Themes: Immigrant Life, Blackmail, Fighting the System
Main Cast: Audrey Tautou, Chiwetel Ejiofor, Sergi López, Benedict Wong, Sophie Okonedo
Release Year: 2002
Country: UK
Run Time: 94 minutes
MPAA Rating: R
Plot
Director Stephen Frears returns to the grittier themes of his earlier films for the urban thriller Dirty Pretty Things. Residing in London, the medically trained Okwe (Chiwetel Ejiofor) is a Nigerian immigrant working as a taxi driver and a hotel concierge, but he still lives on the edge of poverty. He shares a room with Senay (Amélie's Audrey Tautou making her English-language debut), a Turkish refugee who works as a maid at the hotel. As illegal immigrants, Okwe and Senay live in fear of being deported. One night, working at the front desk, Okwe receives a call from prostitute Juliette (Sophie Okonedo) to check a broken toilet, where he makes a horrifying discovery. He reports it to the manager Sneaky (Sergi Lopez), who blackmails Okwe into staying quiet about it. Okwe soon discovers the presence of a shady business operation that sends him into the seedy London underworld. Senay becomes lured in with hopes of being able to fund her escape to America. Dirty Pretty Things marks the screenwriting debut of Steve Knight, co-creator of the game show Who Wants to Be a Millionaire. ~ Andrea LeVasseur, All Movie Guide
Review
After biding time between glossy Hollywood productions and U.K. domestic comedy-dramas, director Stephen Frears returns to the multiethnic, working-class milieu that served his seminal early work, with inspired results. Dirty Pretty Things is that rarest of beasts, the sort of thing only the British can produce: the proletariat mystery-thriller. Former game-show impresario Steve Knight delivers a script that adheres to all the standard tenets of the paranoid thriller, but where he, Frears, and the talented cast make the material their own is in the colorful, grimy details of immigrant life in modern-day London. In fact, for its first third, one might think Dirty Pretty Things is a slice-of-life character study. Only when bodies start popping up does the film shift into thriller mode, and thanks to the realistic tone Frears worked so hard to establish in the opening act, all the revelations, red herrings, and foreshadowing are seamlessly integrated into picture as a whole. If Dirty Pretty Things wraps up all of its plot strands a little too neatly -- complete with a very conventional mustache-twirling villain in the form of Sergi Lopez -- the genuine goodwill engendered by leads Chiwetel Ejiofor and Audrey Tautou (acquitting herself well in her first English-language, not to mention Turkish-accented, role) lends itself to the film's somewhat-improbable happy ending. ~ Michael Hastings, All Movie Guide
Okwe (Chiwetel Ejiofor) is a Nigerian who drives a cab in London during the day and mans the front desk of a hotel by night — chewing khat (a stimulant) to keep awake. Formerly a doctor in Nigeria, he is pressed into giving medical aid to other poor immigrants — including fellow cab drivers with venereal diseases. Okwe's friend Guo Yi (Benedict Wong), a resident in a hospital morgue, provides him with antibiotics under the table.
When prostitute Juliette (Sophie Okonedo) warns Okwe to check a room she is vacating, he finds the toilet overflowing. Fishing out the blockage, he finds a human heart. The manager of the hotel, Juan (Sergi López), runs an illegal operation at the hotel where immigrants sell a kidney in exchange for passports with new identities. Learning of Okwe's past as a doctor, Juan pressures him to harvest the kidneys, but Okwe refuses.

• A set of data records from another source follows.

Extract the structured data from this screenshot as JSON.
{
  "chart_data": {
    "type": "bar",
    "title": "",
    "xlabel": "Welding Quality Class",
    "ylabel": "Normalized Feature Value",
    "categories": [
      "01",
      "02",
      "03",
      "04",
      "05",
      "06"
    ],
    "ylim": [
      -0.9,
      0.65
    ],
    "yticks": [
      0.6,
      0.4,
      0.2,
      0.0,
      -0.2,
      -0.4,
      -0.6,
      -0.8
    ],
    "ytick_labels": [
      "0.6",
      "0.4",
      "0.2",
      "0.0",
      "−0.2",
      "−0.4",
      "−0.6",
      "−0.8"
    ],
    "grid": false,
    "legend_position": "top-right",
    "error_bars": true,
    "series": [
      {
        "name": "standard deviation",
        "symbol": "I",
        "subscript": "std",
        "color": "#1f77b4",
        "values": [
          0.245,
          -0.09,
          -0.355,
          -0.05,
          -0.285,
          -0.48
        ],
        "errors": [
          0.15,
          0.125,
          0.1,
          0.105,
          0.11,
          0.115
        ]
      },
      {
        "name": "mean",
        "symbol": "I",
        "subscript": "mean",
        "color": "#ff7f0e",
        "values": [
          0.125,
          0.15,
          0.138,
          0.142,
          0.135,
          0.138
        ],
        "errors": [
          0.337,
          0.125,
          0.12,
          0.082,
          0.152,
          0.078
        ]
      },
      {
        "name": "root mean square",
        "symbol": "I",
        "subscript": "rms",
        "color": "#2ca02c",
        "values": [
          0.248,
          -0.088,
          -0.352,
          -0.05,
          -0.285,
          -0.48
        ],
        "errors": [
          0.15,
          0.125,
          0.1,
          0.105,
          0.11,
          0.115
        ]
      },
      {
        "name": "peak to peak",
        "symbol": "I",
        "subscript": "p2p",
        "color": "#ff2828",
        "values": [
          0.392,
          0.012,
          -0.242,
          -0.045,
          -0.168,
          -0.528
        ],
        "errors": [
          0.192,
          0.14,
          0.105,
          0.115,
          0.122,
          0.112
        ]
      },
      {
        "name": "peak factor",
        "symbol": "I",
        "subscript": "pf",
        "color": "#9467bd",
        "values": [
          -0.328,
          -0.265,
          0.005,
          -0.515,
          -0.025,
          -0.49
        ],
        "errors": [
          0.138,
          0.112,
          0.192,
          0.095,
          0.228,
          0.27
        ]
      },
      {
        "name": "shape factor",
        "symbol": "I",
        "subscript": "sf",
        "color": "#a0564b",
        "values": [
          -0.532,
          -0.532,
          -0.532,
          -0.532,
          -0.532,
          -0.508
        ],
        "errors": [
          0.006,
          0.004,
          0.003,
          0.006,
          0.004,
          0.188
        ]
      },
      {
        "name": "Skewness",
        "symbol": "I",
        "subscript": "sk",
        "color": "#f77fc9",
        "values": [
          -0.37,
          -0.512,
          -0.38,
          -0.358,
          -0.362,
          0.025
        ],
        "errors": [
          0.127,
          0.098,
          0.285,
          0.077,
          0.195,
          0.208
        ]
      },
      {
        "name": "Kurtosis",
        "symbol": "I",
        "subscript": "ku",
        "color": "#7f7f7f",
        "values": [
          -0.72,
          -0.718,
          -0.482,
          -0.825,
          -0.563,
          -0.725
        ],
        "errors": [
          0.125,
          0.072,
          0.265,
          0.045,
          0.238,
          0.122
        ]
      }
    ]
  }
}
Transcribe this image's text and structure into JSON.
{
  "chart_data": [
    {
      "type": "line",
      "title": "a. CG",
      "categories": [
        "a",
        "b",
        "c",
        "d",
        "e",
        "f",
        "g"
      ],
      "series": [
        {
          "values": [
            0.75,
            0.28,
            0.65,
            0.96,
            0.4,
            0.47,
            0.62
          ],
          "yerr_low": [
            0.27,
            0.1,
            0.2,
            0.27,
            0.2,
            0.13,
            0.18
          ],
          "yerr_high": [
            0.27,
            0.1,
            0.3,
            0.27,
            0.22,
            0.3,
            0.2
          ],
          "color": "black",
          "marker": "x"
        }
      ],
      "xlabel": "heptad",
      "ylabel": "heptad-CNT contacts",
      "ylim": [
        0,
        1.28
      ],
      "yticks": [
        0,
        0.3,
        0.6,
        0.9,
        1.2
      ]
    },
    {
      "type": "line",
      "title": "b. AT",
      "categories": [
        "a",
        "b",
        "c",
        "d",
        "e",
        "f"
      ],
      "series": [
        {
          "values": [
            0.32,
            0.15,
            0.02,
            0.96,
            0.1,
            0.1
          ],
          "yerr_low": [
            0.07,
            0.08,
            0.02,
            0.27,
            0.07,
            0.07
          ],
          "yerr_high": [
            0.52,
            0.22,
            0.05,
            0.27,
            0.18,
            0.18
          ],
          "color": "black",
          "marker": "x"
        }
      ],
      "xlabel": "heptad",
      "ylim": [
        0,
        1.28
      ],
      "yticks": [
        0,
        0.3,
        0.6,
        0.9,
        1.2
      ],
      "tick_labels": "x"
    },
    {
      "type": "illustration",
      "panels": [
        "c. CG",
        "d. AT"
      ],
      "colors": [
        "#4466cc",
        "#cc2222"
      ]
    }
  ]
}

Okwe shares an apartment with Senay (Audrey Tautou), a Turkish woman who works as a maid in the same hotel. The two immigrants form a hesitant friendship, but their situation becomes untenable when immigration police begin to pursue her. He moves into the residents' lounge at the hospital. She quits her job at the hotel and takes a job in a clothing sweatshop, where the owner forces her to perform oral sex upon him under threat of reporting her. After initially enduring this humiliation, she bites his genitals and flees both the factory and her apartment — running to Okwe, who conceals her in the morgue.
In desperation, Senay agrees to exchange a kidney for a passport. Juan forces her to have sex with him before permitting her to undergo the operation. Upon learning of Senay's plan, Okwe tells Juan that he will perform the operation to ensure her safety, but only if Juan provides them both with passports and new identities. However, Okwe and Senay drug Juan, harvest his kidney, and sell it to Juan's contact.
The film ends with Senay and Okwe in the airport. Although they have fallen in love during the course of their trials, he must return to his young daughter in Nigeria (where he had been wrongly accused of his wife's murder) while she follows her dream to start a new life in New York City. Before they part, however, she gives him her cousin's address in New York.